You can see a live example of this GitHub Workflow here. The source file of the GitHub definition can be found in .github/workflows/dependency-submission.yml. Once the first push is executed or you trigger the dependency submission manually, you will be able to see the following build output:

Dependency Submission Action - Execution Log

You can find more advanced configurations and settings in the Dependency Submission Action documentation.

How the Dependency Submission Action works

The key challenge in integrating Gradle Build Tool, GitHub dependency graph, and Dependabot alerts was to provide all dependencies used in the project in their correct versions, considering all of the complexities of the underlying dependency management engine.

In order to provide complete and accurate dependency versions, the Dependency Submission Action for Gradle applies a specialized plugin and runs a small Gradle build that resolves all project dependencies. This means that the submitted dependency versions are exactly the same as those actually used by the project. The action is invoked in a separate workflow step, but will still benefit from optimizations provided by the Setup Gradle Action, and can also use build cache.

Whenever the dependency-submission workflow is run, the GitHub dependency graph is updated with the latest dependency versions for the project. This makes dependency data visible in the Insights > Dependency graph tab of the repository, and enables Dependabot security alerts to be visible with associated notifications sent for any new vulnerabilities.

Get help and share feedback

We created a dedicated channel for Q&A and discussions. Join us in our Gradle Community Slack at the #github-integrations channel for assistance with enabling Dependency Submission Action and fixing vulnerabilities in your project. We would appreciate any feedback on this channel, too!

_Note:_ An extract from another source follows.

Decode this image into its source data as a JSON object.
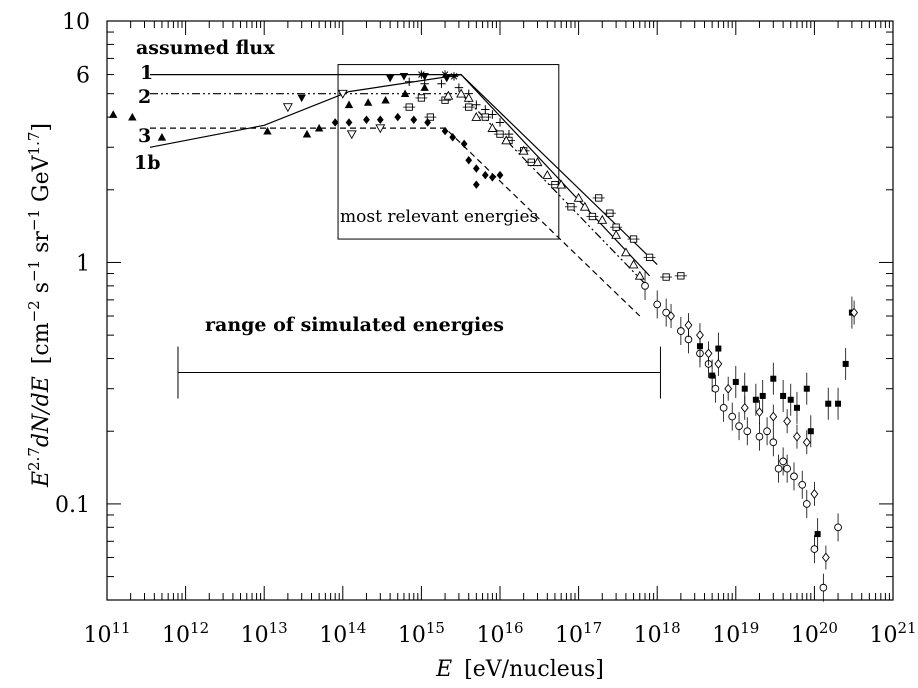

If you want to report a defect, please use GitHub Issues on the Gradle actions repository. There, you can also subscribe for new release announcements.

What’s next

With this GitHub integration, Gradle will help developers deal with vulnerable dependencies, but our goal does not stop there. We plan to continue expanding functionality and adding more features and UX improvements.

To accelerate adoption, Gradle Build Tool engineering team will be submitting pull requests to selected open-source projects that enable the action, starting with Gradle community plugins.

We also want to help maintainers integrate dependency fixes — including those for transitive dependencies — more quickly, and we are contributing to make this easier with Dependabot security updates.